Detection of Jaw Lesions on Panoramic Radiographs Using Deep Learning Method


Çoban D., Yaşa Y., AKTAŞ A., İLHAN H. O.

Journal of Imaging Informatics in Medicine, 2025 (SCI-Expanded) identifier identifier

  • Yayın Türü: Makale / Tam Makale
  • Basım Tarihi: 2025
  • Doi Numarası: 10.1007/s10278-025-01642-z
  • Dergi Adı: Journal of Imaging Informatics in Medicine
  • Derginin Tarandığı İndeksler: Science Citation Index Expanded (SCI-EXPANDED), Scopus
  • Anahtar Kelimeler: Artificial intelligence, Deep learning, Lesions, Panoramic radiography, YOLO
  • Yıldız Teknik Üniversitesi Adresli: Evet

Özet

This study aimed to evaluate and compare the performance of state-of-the-art deep learning models for detecting and segmenting both radiolucent and radiopaque jaw lesions on panoramic radiographs. A total of 2371 anonymized panoramic radiographs containing jaw lesions were retrospectively collected and categorized into radiolucent and radiopaque datasets. Expert annotation was performed to delineate lesion boundaries and assign anatomical localization (anterior/posterior maxilla and mandible).

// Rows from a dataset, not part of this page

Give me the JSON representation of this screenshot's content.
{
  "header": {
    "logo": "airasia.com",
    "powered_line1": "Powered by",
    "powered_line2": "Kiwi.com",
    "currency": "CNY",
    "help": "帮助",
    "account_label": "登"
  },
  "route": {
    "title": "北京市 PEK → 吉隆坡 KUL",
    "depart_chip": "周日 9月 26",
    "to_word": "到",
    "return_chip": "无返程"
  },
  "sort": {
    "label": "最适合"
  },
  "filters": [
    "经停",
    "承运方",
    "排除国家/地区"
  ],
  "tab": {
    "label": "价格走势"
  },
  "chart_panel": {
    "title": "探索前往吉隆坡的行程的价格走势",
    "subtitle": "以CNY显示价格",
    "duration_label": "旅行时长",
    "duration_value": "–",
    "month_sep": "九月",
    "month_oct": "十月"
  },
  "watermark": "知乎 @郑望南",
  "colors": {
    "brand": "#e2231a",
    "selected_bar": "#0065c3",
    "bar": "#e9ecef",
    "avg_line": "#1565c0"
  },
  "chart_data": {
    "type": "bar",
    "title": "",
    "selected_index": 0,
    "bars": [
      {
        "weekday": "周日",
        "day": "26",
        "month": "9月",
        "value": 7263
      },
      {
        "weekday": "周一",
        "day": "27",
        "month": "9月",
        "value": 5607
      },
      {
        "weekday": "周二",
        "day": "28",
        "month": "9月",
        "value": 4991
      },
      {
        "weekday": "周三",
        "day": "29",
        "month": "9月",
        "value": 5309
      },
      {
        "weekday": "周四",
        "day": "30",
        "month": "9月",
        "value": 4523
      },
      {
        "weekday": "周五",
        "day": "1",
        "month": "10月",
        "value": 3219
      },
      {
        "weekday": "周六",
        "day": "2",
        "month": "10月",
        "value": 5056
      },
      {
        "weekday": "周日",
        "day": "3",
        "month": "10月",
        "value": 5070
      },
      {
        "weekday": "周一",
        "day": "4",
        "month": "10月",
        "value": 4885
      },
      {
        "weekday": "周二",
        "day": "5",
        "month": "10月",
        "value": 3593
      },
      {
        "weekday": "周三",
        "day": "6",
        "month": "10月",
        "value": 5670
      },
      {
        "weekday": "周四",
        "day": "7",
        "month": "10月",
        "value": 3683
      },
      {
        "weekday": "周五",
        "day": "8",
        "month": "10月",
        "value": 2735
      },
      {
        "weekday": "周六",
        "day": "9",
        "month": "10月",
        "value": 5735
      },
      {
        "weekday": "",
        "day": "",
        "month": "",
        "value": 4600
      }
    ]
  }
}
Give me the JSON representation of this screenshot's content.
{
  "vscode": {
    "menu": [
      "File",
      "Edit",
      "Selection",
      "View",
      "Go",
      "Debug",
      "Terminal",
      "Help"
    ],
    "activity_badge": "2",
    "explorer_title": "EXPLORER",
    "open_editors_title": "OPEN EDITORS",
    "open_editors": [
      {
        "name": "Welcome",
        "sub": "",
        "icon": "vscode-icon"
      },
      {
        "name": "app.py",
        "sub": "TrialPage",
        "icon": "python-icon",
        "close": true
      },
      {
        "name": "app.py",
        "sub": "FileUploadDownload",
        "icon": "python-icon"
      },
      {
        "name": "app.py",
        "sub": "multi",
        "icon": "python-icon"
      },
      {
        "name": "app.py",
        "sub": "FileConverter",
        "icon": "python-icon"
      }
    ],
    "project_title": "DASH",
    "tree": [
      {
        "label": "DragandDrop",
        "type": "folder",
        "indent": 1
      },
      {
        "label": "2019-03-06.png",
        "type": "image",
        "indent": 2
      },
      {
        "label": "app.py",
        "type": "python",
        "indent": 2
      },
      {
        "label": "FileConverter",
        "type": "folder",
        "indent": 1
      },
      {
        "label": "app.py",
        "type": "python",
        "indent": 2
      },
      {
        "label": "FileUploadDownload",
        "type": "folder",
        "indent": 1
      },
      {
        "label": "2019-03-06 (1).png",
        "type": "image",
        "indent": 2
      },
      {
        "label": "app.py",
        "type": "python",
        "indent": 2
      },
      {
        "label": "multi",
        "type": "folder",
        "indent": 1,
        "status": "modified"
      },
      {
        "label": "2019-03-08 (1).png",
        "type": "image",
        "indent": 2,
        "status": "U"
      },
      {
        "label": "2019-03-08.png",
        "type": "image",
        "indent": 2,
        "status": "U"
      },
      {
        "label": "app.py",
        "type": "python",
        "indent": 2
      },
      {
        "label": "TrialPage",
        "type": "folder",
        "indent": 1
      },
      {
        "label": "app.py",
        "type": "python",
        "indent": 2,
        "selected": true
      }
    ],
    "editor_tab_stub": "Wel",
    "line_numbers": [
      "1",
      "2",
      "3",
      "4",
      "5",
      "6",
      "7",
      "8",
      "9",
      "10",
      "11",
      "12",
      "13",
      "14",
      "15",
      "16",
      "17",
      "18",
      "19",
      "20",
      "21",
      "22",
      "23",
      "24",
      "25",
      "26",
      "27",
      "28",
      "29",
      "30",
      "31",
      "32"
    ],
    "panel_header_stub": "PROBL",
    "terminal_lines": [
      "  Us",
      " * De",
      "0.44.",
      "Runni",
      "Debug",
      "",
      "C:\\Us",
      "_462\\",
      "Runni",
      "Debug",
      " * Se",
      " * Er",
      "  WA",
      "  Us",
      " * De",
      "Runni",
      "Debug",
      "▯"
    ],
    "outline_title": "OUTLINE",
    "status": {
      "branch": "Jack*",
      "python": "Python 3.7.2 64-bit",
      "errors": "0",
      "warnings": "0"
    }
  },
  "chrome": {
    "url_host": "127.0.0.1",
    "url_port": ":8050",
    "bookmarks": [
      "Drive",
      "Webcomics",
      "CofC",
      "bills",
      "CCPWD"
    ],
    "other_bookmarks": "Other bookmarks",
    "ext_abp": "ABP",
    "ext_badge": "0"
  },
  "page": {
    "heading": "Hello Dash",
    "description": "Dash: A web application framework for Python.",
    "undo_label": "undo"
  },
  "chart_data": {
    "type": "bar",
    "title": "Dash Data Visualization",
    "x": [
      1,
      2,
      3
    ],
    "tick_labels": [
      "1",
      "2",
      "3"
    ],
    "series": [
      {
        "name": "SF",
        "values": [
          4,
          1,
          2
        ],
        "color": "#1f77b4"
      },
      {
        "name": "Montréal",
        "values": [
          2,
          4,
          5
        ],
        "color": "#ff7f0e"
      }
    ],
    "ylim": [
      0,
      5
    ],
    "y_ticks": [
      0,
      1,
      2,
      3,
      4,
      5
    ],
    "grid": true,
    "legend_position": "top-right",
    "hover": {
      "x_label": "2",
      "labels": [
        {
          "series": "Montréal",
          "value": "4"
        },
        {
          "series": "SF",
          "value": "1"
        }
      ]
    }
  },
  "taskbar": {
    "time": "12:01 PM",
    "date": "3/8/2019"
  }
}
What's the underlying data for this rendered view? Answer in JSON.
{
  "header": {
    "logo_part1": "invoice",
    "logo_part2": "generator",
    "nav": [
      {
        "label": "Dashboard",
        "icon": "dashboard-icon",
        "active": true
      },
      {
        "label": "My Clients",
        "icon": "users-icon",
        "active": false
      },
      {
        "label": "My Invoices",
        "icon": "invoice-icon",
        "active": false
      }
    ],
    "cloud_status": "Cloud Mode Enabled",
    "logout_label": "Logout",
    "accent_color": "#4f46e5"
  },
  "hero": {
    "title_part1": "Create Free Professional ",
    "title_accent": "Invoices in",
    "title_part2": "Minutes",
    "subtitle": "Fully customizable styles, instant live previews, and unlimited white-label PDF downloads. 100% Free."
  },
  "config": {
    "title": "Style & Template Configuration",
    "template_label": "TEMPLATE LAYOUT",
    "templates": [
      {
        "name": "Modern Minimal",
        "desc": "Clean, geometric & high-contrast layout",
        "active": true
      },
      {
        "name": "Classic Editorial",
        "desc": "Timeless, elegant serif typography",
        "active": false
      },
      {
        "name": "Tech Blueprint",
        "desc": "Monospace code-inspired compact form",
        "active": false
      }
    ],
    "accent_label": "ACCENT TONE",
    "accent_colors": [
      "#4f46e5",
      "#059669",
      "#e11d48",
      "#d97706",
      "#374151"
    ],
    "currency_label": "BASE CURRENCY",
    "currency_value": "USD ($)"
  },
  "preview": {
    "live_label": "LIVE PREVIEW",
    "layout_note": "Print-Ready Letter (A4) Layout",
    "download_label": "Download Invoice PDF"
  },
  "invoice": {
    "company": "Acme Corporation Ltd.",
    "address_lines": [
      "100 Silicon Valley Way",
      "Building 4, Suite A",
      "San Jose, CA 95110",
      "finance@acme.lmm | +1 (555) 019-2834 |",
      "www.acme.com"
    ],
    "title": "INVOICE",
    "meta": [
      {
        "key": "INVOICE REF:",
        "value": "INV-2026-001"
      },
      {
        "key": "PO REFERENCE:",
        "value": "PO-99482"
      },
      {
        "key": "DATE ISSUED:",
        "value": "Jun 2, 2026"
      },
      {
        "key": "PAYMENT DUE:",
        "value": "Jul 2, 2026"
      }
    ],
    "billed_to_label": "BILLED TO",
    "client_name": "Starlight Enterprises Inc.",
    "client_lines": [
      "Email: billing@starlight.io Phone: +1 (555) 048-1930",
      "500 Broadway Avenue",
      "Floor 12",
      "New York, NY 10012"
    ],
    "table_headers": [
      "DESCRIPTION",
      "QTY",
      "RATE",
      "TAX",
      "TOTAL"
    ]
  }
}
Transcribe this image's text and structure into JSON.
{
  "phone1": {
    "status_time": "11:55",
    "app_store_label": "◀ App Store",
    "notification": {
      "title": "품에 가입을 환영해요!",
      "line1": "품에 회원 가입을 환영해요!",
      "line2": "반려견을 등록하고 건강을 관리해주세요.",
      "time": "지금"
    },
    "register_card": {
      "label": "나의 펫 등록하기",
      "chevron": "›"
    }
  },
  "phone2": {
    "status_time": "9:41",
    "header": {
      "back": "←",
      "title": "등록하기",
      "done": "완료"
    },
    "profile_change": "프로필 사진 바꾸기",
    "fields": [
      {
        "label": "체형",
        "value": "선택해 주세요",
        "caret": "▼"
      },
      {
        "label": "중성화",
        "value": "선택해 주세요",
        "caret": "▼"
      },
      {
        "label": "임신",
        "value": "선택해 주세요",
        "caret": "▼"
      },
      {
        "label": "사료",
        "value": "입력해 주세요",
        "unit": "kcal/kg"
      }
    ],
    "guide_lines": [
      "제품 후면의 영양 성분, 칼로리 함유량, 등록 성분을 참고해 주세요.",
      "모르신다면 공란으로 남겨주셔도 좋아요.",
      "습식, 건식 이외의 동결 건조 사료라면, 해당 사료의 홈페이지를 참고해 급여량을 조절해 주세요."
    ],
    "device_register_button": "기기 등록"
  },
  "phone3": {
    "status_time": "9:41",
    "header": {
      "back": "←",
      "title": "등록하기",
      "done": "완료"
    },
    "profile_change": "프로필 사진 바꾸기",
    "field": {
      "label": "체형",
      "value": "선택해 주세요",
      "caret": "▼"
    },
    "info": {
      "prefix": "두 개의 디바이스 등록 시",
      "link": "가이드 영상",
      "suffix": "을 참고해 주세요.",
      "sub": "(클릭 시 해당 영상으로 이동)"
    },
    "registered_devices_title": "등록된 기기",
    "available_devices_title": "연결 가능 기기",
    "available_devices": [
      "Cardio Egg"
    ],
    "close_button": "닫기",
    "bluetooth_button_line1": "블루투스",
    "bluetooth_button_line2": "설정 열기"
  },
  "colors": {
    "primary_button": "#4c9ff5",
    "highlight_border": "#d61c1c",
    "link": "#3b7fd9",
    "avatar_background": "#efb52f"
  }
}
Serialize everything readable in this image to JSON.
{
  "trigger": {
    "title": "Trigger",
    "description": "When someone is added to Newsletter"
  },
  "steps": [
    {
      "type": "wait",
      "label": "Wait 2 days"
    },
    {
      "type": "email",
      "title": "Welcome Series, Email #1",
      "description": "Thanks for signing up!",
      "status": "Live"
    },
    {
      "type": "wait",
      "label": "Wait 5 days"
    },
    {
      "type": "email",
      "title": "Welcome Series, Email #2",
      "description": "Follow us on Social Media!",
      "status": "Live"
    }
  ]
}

Four deep learning architectures—YOLOv8, YOLOv11, Mask R-CNN, and RT-DETR—were trained and evaluated under three experimental scenarios: (I) training without spatial labels, (II) data augmentation with unlabeled background images, and (III) inclusion of spatial localization annotations. Performance metrics included precision, recall, F1-score, and mean average precision (mAP@0.5 and mAP@0.5–0.95), with paired t-tests used for statistical comparison. In Scenario I, YOLOv11x-seg and YOLOv8x-seg achieved the highest segmentation performance for radiolucent and radiopaque lesions, respectively. For detection, YOLOv8x performed best on radiolucent lesions, while RT-DETR-L outperformed others on radiopaque lesions. In Scenario II, while YOLOv8x-seg achieved the best segmentation results across both lesion types, RT-DETR-L demonstrated superior detection performance, particularly for radiolucent lesions. In Scenario III, RT-DETR-L consistently outperformed all models across both lesion types. This study demonstrates the potential of state-of-the-art deep learning models for effective detection of lesions in panoramic radiographs. The developed models may offer valuable support to clinicians in lesion evaluation; however, it is recommended that they be employed primarily as decision support tools within clinical workflows, rather than as standalone diagnostic systems.